Das unbekannte Christkind

Franz Borsch, Zell

Es war im Jahre 1904. Eine Frau aus einem kleinen Eifeldorf lag um die Weihnachtszeit im Kindbett. Sie schenkte am 15. Dezember ihrem achten Kind das Leben. Ihr Ehemann, der Landwirt war und nebenbei noch, um besser rund zu kommen, als Schieferbrecher auf einer Schiefergrube arbeitete, erkrankte etwa zur gleichen Zeit. Eine Lungenentzündung, zur damaligen Zeit noch eine lebensbedrohliche Krankheit, fesselte auch ihn ans Bett. So war also keiner der beiden Elternteile in der Lage, Vorsorge für das bevorstehende Weihnachtsfest zu treffen. Es nahte der Heilige Abend, ohne dass auch nur das Geringste für die kleinen Kinder hätte besorgt werden können. Wie schwer wird es den Eltern wohl gefallen sein, dass in diesem Jahr das Christkind nichts bringen konnte. Besonders schwer war es ihnen, als zu Beginn der Dunkelheit am Heiligen Abend sich die Kleinen wie gewohnt in der Stube versammelten, um betend und singend das Christkind zu erwarten. Leise vor sich hin weinend, werden sie die Stimmen der Kleinen vernommen haben. Wussten sie doch, wie sehr sich jedes der Kinder auf ein Geschenk vom Christkind freute. Die älteste Tochter hatten sie schon eingeweiht. Sie sollte im Krämerladen ein Paar Süßigkeiten einkaufen und damit die bereits aufgestellten Teller füllen. Sie sollte dann den jüngeren Geschwistern klar machen, dass das Christkind in diesem Jahr keine größeren Geschenke bringen würde, weil es ihnen ein paar Tage vorher ja schon ein Schwesterchen gebracht habe und dass dies mehr wäre als jedes noch so große Geschenk.

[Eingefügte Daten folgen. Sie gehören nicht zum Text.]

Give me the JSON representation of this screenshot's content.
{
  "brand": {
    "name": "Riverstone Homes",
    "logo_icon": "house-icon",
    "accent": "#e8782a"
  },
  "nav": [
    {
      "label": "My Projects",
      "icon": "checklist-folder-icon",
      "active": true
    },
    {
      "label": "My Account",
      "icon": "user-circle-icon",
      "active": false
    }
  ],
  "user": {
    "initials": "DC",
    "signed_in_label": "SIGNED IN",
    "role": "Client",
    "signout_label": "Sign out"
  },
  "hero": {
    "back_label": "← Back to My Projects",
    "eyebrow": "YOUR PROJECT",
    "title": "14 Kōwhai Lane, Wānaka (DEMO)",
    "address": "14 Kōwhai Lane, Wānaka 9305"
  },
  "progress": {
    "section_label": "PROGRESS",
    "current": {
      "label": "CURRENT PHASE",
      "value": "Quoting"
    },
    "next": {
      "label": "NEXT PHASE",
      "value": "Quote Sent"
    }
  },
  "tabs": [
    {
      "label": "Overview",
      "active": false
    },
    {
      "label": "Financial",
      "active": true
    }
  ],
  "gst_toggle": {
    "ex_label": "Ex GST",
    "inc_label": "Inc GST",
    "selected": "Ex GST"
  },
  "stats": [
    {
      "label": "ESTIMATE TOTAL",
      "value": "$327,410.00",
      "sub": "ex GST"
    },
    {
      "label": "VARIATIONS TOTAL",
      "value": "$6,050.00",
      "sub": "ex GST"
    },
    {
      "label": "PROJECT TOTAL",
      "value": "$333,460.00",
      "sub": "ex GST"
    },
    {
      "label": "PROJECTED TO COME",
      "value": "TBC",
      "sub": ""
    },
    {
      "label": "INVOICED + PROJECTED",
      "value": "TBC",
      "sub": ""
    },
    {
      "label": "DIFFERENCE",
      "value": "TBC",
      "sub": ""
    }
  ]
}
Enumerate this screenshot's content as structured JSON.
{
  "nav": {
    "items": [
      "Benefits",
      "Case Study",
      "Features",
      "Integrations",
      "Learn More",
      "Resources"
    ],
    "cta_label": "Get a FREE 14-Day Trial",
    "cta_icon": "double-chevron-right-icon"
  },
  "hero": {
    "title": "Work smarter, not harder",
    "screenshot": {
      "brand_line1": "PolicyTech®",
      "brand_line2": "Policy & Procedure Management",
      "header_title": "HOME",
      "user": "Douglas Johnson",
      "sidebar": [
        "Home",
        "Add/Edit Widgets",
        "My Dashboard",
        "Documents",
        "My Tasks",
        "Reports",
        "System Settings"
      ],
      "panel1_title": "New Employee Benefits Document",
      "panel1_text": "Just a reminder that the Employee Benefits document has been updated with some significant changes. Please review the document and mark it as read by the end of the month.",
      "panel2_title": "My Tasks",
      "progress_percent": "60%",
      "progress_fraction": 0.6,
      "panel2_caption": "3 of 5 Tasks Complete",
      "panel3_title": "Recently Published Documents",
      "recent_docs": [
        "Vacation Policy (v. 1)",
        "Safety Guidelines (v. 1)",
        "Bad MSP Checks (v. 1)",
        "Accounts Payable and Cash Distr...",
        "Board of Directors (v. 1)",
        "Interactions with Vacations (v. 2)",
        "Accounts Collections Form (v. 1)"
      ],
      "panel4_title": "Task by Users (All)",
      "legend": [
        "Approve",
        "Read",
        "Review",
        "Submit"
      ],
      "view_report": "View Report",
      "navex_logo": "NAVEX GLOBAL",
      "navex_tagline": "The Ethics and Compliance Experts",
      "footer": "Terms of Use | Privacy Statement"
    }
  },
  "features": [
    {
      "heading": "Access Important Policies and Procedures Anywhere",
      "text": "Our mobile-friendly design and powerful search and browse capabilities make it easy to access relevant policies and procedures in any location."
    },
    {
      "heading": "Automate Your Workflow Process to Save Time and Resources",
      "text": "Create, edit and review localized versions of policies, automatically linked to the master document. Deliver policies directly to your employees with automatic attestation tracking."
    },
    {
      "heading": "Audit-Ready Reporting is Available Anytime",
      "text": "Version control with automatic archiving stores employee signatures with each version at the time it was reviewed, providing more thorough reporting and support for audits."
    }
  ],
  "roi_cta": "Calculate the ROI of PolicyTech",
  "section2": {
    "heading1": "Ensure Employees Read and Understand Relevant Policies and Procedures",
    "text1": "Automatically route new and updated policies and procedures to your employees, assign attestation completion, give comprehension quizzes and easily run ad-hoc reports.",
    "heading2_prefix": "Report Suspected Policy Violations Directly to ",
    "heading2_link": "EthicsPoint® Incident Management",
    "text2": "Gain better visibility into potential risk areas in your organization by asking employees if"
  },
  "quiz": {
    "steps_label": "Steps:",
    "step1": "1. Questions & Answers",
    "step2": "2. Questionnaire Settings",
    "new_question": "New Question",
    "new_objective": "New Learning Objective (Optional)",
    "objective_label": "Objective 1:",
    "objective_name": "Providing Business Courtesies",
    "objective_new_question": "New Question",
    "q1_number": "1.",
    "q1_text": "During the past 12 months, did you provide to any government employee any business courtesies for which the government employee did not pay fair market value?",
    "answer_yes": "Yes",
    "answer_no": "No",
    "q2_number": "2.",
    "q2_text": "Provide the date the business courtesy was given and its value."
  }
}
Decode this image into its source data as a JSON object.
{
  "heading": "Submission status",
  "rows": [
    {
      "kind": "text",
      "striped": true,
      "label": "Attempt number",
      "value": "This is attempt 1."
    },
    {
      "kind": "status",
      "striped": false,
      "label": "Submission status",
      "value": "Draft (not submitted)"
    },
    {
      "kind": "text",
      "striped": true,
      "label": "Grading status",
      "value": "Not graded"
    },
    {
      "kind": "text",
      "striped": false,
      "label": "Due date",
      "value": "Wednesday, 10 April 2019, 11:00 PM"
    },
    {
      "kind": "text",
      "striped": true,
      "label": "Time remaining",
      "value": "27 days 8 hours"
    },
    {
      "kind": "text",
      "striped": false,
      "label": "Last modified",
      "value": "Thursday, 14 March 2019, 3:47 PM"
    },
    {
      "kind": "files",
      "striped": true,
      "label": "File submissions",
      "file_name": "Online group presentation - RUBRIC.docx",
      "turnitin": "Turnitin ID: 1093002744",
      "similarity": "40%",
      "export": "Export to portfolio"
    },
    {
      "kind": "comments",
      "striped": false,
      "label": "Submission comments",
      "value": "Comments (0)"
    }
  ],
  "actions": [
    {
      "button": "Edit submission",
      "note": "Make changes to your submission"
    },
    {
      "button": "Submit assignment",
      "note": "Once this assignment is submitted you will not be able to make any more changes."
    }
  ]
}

Gewöhnlich ist es so in unseren Dörfern, dass ein Mädchen mit Schleier verkleidet, am Heiligen Abend von den Eltern mit Kindern bestellt wird und das dann die Gaben, die die Eltern bereits erworben und bereitstehen haben, an die Kleinen verteilt. Von den Kleinsten, die kaum sprechen können, ein Gebet oder ein Gedicht aufsagen lässt und, nachdem es gelobt und gebeten hat, im kommenden Jahr genau so brav zu sein, wieder verschwindet. Die Eltern zitterten in ihren Betten, als sie die Stimmen der betenden und singenden Kinder hörten, die nun zu Beginn der Dunkelheit ein leises Schellen vernahmen, das den Ältesten von ihnen als das Schellen vom Christkind noch aus dem vergangenen Jahr in Erinnerung war. Jetzt müsste es zur Tür hereinkommen, aber nichts rührte sich. Die Kinder, nachdem das Klingeln vor der Tür verstummt war, liefen zur Tür, um es zu fragen, weshalb es nicht zu ihnen in die Stube käme.

Aber, was war das denn?

Standen draußen vor der Türe eine ganze Menge Körbe: für jedes Kind ein reichlich gefüllter Korb, sogar schon für das Kleinste, das erst 14 Tage alt war und noch bei seiner Mutter im Bett lag. Die Freude bei den Kindern war riesengroß, und den Eltern liefen Tränen über ihre Wangen. Das unbekannte Christkind hatte in diesem Jahr nicht nur die Kinder, sondern auch ihre Eltern sehr reich beschenkt und ist für immer unbekannt geblieben. Jemand aus dem Dorf muss von der Bedrängnis der Eltern erfahren haben und hat gehandelt, ohne erkannt zu werden. So etwas kann man wohl Weihnachten nennen! Übrigens: Die zu Anfang erwähnte Frau war meine Großmutter und das am 15. Dezember geborene Kind meine Mutter. Von ihr habe ich die Begebenheit erfahren, die sie wiederum von ihren Eltern überliefert bekam.